Official definition of call-by-value (Re: Finding the instance reference...)

[rurpy at yahoo.com]

Since many responses to my definition of
value raised similar points, I will try
and respond generally here.

In hindsight, I should not have used the
word "value"; it is far too overloaded with
preexisting semantics for me to have attempted
to redefine it, even if it is the word used
(but not defined) in the Python Reference
Manual.

Let me try again, in a slightly different
way and using slightly different terminology
in the hope we can avoid the fascinating
but basically irrelevant philosophical
digressions into form and ideal, the nature
of nothingness, etc. :-)

Suppose I have two objects and want to
know if they are the same or not.  They
are distinct objects so I know that their
id()'s are different but that's not what
I'm interested in.  Example

  class A(object): pass
    def __init__ (self): self.foo = 1
  class B(object): pass
    def __init__ (self): self.foo = 2
  a = A()
  b = B()

How I can answer the question, "are the
objects a and b the same or different"?
I can look at every aspect of each object,
looking for something that is different.
What are the aspects of the object that I
can look at?

id(obj) will give me the identity but I know
that will be different and so its irrelevant.
What else can we look at?  We can go through
each attribute of the objects looking for an
attribute that one has and the other doesn't,
or for attributes of the same name that are
different.

We look at .__class__, .__delattr__, .... and
so on and they are all the same until we come
to .foo and note that a.foo and b.foo are different.
One is an int(1) object, the other is an int(2)
object.  So we can say that a and b are different.

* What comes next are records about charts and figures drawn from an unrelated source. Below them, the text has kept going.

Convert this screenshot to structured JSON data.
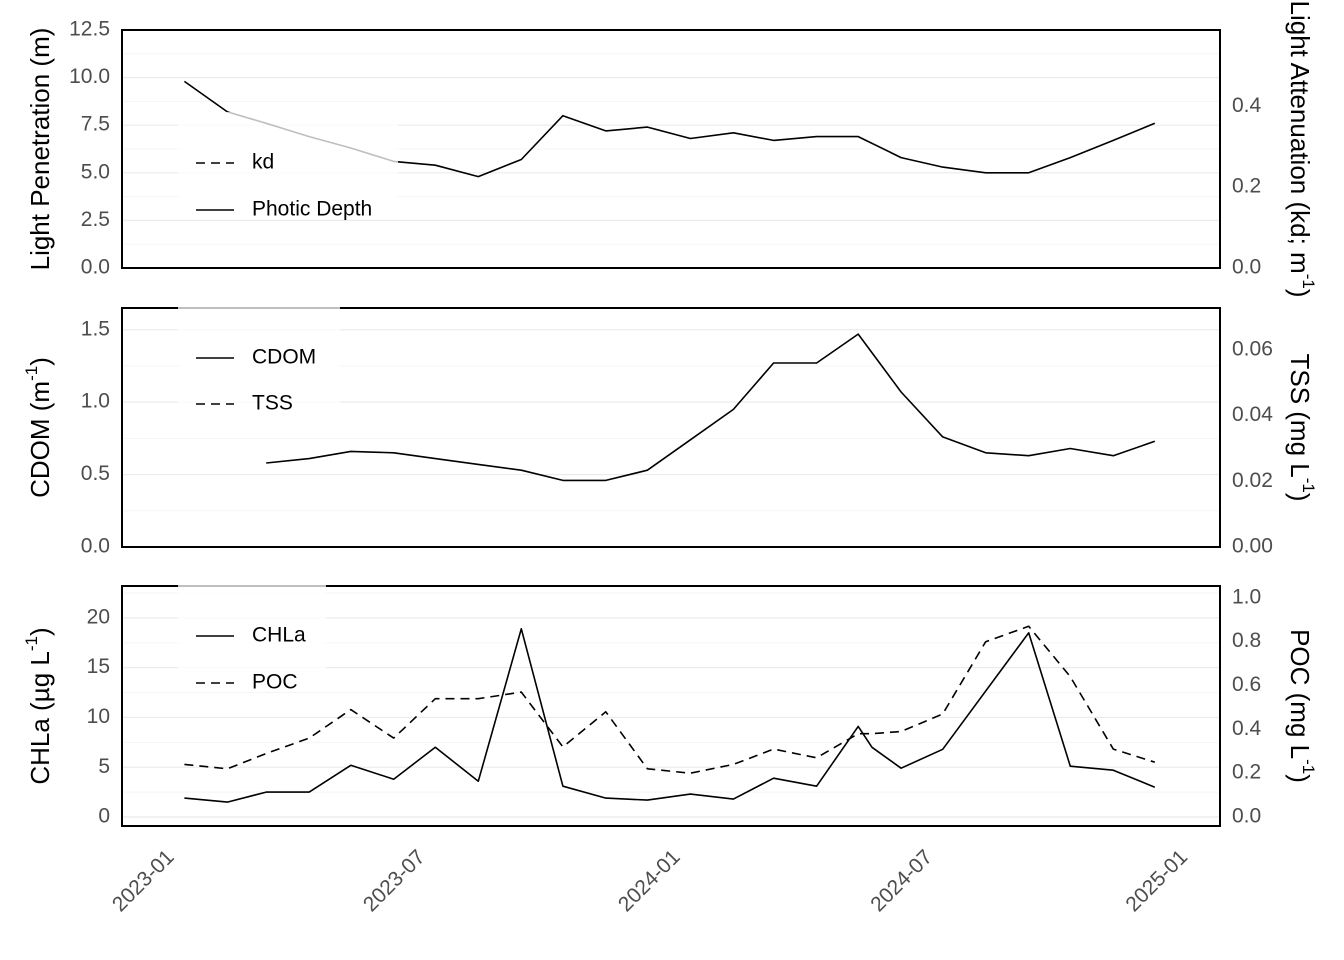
{
  "chart_data": [
    {
      "type": "line",
      "panel": "top",
      "ylabel_left": "Light Penetration (m)",
      "ylabel_right_text": "Light Attenuation (kd; m",
      "ylabel_right_sup": "-1",
      "ylabel_right_tail": ")",
      "ylim_left": [
        0,
        12.5
      ],
      "ylim_right": [
        0,
        0.5888
      ],
      "yticks_left": [
        "0.0",
        "2.5",
        "5.0",
        "7.5",
        "10.0",
        "12.5"
      ],
      "yticks_right": [
        "0.0",
        "0.2",
        "0.4"
      ],
      "legend": [
        "kd",
        "Photic Depth"
      ],
      "legend_placement": "top-left",
      "grid": true,
      "series": [
        {
          "name": "Photic Depth",
          "axis": "left",
          "style": "solid",
          "x": [
            "2023-01-15",
            "2023-02-15",
            "2023-03-15",
            "2023-04-15",
            "2023-05-15",
            "2023-06-15",
            "2023-07-15",
            "2023-08-15",
            "2023-09-15",
            "2023-10-15",
            "2023-11-15",
            "2023-12-15",
            "2024-01-15",
            "2024-02-15",
            "2024-03-15",
            "2024-04-15",
            "2024-05-15",
            "2024-06-15",
            "2024-07-15",
            "2024-08-15",
            "2024-09-15",
            "2024-10-15",
            "2024-11-15",
            "2024-12-15"
          ],
          "y": [
            9.8,
            8.2,
            7.6,
            6.9,
            6.3,
            5.6,
            5.4,
            4.8,
            5.7,
            8.0,
            7.2,
            7.4,
            6.8,
            7.1,
            6.7,
            6.9,
            6.9,
            5.8,
            5.3,
            5.0,
            5.0,
            5.8,
            6.7,
            7.6
          ]
        },
        {
          "name": "kd",
          "axis": "right",
          "style": "dashed",
          "x": [],
          "y": []
        }
      ]
    },
    {
      "type": "line",
      "panel": "middle",
      "ylabel_left_text": "CDOM (m",
      "ylabel_left_sup": "-1",
      "ylabel_left_tail": ")",
      "ylabel_right_text": "TSS (mg L",
      "ylabel_right_sup": "-1",
      "ylabel_right_tail": ")",
      "ylim_left": [
        0,
        1.65
      ],
      "ylim_right": [
        0,
        0.0728
      ],
      "yticks_left": [
        "0.0",
        "0.5",
        "1.0",
        "1.5"
      ],
      "yticks_right": [
        "0.00",
        "0.02",
        "0.04",
        "0.06"
      ],
      "legend": [
        "CDOM",
        "TSS"
      ],
      "legend_placement": "top-left",
      "grid": true,
      "series": [
        {
          "name": "CDOM",
          "axis": "left",
          "style": "solid",
          "x": [
            "2023-03-15",
            "2023-04-15",
            "2023-05-15",
            "2023-06-15",
            "2023-07-15",
            "2023-08-15",
            "2023-09-15",
            "2023-10-15",
            "2023-11-15",
            "2023-12-15",
            "2024-01-15",
            "2024-02-15",
            "2024-03-15",
            "2024-04-15",
            "2024-05-15",
            "2024-06-15",
            "2024-07-15",
            "2024-08-15",
            "2024-09-15",
            "2024-10-15",
            "2024-11-15",
            "2024-12-15"
          ],
          "y": [
            0.58,
            0.61,
            0.66,
            0.65,
            0.61,
            0.57,
            0.53,
            0.46,
            0.46,
            0.53,
            0.74,
            0.95,
            1.27,
            1.27,
            1.47,
            1.07,
            0.76,
            0.65,
            0.63,
            0.68,
            0.63,
            0.73
          ]
        },
        {
          "name": "TSS",
          "axis": "right",
          "style": "dashed",
          "x": [],
          "y": []
        }
      ]
    },
    {
      "type": "line",
      "panel": "bottom",
      "ylabel_left_text": "CHLa (µg L",
      "ylabel_left_sup": "-1",
      "ylabel_left_tail": ")",
      "ylabel_right_text": "POC (mg L",
      "ylabel_right_sup": "-1",
      "ylabel_right_tail": ")",
      "ylim_left": [
        -0.9,
        23.2
      ],
      "ylim_right": [
        -0.041,
        1.054
      ],
      "yticks_left": [
        "0",
        "5",
        "10",
        "15",
        "20"
      ],
      "yticks_right": [
        "0.0",
        "0.2",
        "0.4",
        "0.6",
        "0.8",
        "1.0"
      ],
      "legend": [
        "CHLa",
        "POC"
      ],
      "legend_placement": "top-left",
      "grid": true,
      "series": [
        {
          "name": "CHLa",
          "axis": "left",
          "style": "solid",
          "x": [
            "2023-01-15",
            "2023-02-15",
            "2023-03-15",
            "2023-04-15",
            "2023-05-15",
            "2023-06-15",
            "2023-07-15",
            "2023-08-15",
            "2023-09-15",
            "2023-10-15",
            "2023-11-15",
            "2023-12-15",
            "2024-01-15",
            "2024-02-15",
            "2024-03-15",
            "2024-04-15",
            "2024-05-15",
            "2024-05-25",
            "2024-06-15",
            "2024-07-15",
            "2024-09-15",
            "2024-10-15",
            "2024-11-15",
            "2024-12-15"
          ],
          "y": [
            1.9,
            1.5,
            2.5,
            2.5,
            5.2,
            3.8,
            7.0,
            3.6,
            18.9,
            3.1,
            1.9,
            1.7,
            2.3,
            1.8,
            3.9,
            3.1,
            9.1,
            7.0,
            4.9,
            6.8,
            18.5,
            5.1,
            4.7,
            3.0
          ]
        },
        {
          "name": "POC",
          "axis": "right",
          "style": "dashed",
          "x": [
            "2023-01-15",
            "2023-02-15",
            "2023-03-15",
            "2023-04-15",
            "2023-05-15",
            "2023-06-15",
            "2023-07-15",
            "2023-08-15",
            "2023-09-15",
            "2023-10-15",
            "2023-11-15",
            "2023-12-15",
            "2024-01-15",
            "2024-02-15",
            "2024-03-15",
            "2024-04-15",
            "2024-05-15",
            "2024-05-25",
            "2024-06-15",
            "2024-07-15",
            "2024-08-15",
            "2024-09-15",
            "2024-10-15",
            "2024-11-15",
            "2024-12-15"
          ],
          "y": [
            0.24,
            0.22,
            0.29,
            0.36,
            0.49,
            0.36,
            0.54,
            0.54,
            0.57,
            0.32,
            0.48,
            0.22,
            0.2,
            0.24,
            0.31,
            0.27,
            0.38,
            0.38,
            0.39,
            0.47,
            0.8,
            0.87,
            0.64,
            0.31,
            0.25
          ]
        }
      ]
    }
  ],
  "x_axis": {
    "range": [
      "2022-12-01",
      "2025-01-31"
    ],
    "ticks": [
      {
        "date": "2023-01-01",
        "label": "2023-01"
      },
      {
        "date": "2023-07-01",
        "label": "2023-07"
      },
      {
        "date": "2024-01-01",
        "label": "2024-01"
      },
      {
        "date": "2024-07-01",
        "label": "2024-07"
      },
      {
        "date": "2025-01-01",
        "label": "2025-01"
      }
    ]
  },
  "colors": {
    "line": "#000000",
    "tick_text": "#4d4d4d",
    "grid_major": "#ebebeb",
    "grid_minor": "#f5f5f5"
  }
}
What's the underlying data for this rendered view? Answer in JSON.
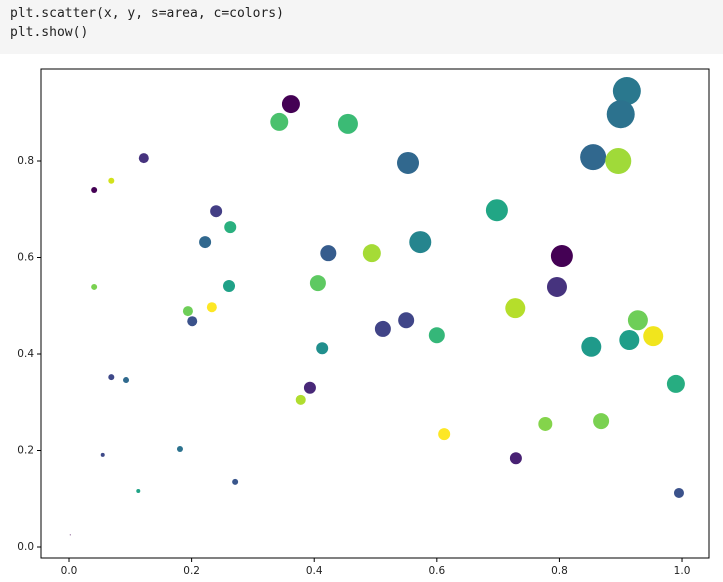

Lets do the same with these two objects:

  a = int(2)
  b = int(3)

When we do that, we find no difference!  Every
attribute is the same in both a and b!  WTF!?
But we know when we call a's .__add__ method [*1]
with the argument 1, we get a different result
than when we call b's __add__ method with the
argument 1.

Somehow, built into the internal representation
of the int(2) object, is some representation of
the number 2 and the int(2) object's __add__() method
accesses this representation in order to decide that
it has to create an int(3) object to return, rather
than creating an int(47) object to return.

But why don't we see this "2" when we examine the
object?  Why isn't there a .value attribute or
something holding 2?  We look at everything we
can but we can see no difference between the two
objects, nothing that tells us that one is a 2,
and the other a 3.

So clearly the 2-ness of int(2) is built into
the object and is not visible *except* in it
behavior.  The int(2)'s __add__ method knows
how to access it, so do __repr() and __str__()
and other methods.  But short of using those
methods, there is no way for me (the programmer
using Python) to access it.  The 2-ness is some
sort of intrinsic property of the int(2) object.
I will call it "intrinsic value".

The Python Reference Manual states that an object
consists of identity, type, and value.  "Identity"
seems to be non-controversial.

Let's take "type" as meaning the attributes an
object inherits from it's class.  "value" is then
what is left: the object's local attributes and
the intrinsic-value described above.

This seems to be the most common view of "value",
and similar to the one Fredrik Lundh takes in
  http://effbot.org/zone/python-objects.htm
which was pointed to in an earlier response
(he calls it "content")

One could also take all attributes accessible
through obj (its class' attributes as well as
its local attributes) as "type" leaving only
intrinsic-value as "value".
This was the view I proposed.

Or one could adopt what Terry Reedy called a
4-aspect view: an object is identity, class,
value (or local-state or something) and
intrinsic-value.

I don't understand Python well enough to defend
any of these descriptions (I now realize, despite
my previous postings to the contrary. :-)

But what I do defend is the concept of intrinsic
value which I have not ever seen explicitly stated
anywhere and which clarifies a lot of things for me.

For example, you can define the value of None
however you want, but it seems clear that it has
(and needs) no intrinsic-value.  Same with object().
I now understand why the only way to describe the
object int(2) is requires using str/repr whereas
with objects without an intrinsic value, I can
describe without needing str/repr.
I can think of expressions as always returning
objects, never "values".
Etc...

So, is this point of view any more acceptable?

[*1] I took note  of Terry Reedy's point that
a.__add__(b) is really int.__add__ (a, b) but
since the two descriptions are isomorphic at
the level I am discussing, it seemed clearer
to leave class out of it.